Government spending increased 0.1 percent in the third quarter from a 1 percent gain in the previous three months. Company profits expanded 5.7 percent, led by non-financial businesses.
Growth in household expenditures slowed for a third straight three-month period to 0.2 percent, the weakest since the fourth quarter of 2003, as people bought fewer cars, Statistics Canada said.
Exports fell 1.4 percent in the third quarter, the fifth straight decline, as weak U.S. demand pared shipments of cars, energy and agricultural products. Imports fell 1.6 percent.
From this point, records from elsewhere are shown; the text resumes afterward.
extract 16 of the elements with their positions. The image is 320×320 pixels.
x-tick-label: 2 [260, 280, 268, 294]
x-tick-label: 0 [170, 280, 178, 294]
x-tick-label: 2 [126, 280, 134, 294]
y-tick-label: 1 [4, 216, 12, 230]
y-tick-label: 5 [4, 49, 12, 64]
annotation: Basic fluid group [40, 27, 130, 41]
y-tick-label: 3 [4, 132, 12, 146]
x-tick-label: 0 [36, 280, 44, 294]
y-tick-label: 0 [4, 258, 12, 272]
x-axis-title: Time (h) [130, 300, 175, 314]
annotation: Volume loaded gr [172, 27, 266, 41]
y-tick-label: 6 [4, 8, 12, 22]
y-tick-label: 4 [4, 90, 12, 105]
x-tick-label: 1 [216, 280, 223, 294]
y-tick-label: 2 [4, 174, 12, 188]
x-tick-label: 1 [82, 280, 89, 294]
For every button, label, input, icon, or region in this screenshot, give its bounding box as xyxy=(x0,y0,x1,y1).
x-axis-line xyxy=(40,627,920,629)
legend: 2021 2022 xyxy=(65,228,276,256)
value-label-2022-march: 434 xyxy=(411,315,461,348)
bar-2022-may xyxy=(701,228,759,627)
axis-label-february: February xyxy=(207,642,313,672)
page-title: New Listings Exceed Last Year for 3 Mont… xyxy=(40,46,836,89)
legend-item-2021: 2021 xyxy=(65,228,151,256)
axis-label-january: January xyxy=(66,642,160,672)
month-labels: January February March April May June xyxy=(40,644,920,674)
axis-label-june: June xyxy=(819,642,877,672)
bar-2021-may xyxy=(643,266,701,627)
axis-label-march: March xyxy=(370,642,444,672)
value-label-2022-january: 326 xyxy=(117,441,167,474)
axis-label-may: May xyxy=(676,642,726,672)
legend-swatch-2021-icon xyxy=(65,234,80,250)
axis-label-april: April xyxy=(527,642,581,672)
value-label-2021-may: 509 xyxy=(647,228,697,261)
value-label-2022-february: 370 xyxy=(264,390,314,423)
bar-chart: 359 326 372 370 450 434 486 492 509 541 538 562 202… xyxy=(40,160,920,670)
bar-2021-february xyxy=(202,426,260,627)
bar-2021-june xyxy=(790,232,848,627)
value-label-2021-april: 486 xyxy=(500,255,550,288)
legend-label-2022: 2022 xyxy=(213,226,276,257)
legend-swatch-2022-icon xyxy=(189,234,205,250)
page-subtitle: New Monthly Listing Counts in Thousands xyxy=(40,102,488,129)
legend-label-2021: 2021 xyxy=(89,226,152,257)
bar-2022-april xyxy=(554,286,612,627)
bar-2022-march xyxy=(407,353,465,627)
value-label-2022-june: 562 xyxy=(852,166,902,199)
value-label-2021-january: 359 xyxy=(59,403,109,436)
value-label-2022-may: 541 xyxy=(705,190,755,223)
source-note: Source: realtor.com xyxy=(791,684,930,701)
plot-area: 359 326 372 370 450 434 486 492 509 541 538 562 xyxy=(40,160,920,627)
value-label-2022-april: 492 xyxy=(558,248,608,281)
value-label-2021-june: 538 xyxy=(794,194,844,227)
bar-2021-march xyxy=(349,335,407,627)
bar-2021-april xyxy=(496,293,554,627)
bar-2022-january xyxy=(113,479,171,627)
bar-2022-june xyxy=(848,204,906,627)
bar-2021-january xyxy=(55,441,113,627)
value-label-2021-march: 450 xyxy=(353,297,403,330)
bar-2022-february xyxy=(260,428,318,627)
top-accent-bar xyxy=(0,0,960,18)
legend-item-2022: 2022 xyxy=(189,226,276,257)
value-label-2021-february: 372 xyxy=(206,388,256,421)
On a monthly basis, the economy grew 0.1 percent in September, slower than economists’ median prediction of 0.2 percent, after shrinking 0.5 percent in August. The economy’s rebound was led by wholesalers’ 1.6 percent gain and retailers’ 0.4 percent rise, the fifth in six months. Sawmills and oil producers declined.
Cars, Lumber
The economy will be crimped over the next year by sluggish shipments of cars and lumber to the U.S., and as lower prices for exported commodities such as oil and wheat erode revenue. Finance Minister Jim Flaherty reduced his economic growth projections for the next two years on Nov. 27, predicting an expansion of 0.6 percent this year and 0.3 percent in 2009.
In his 2008 budget, released Feb. 26, he had predicted growth of 1.7 percent this year and 2.4 percent in 2009.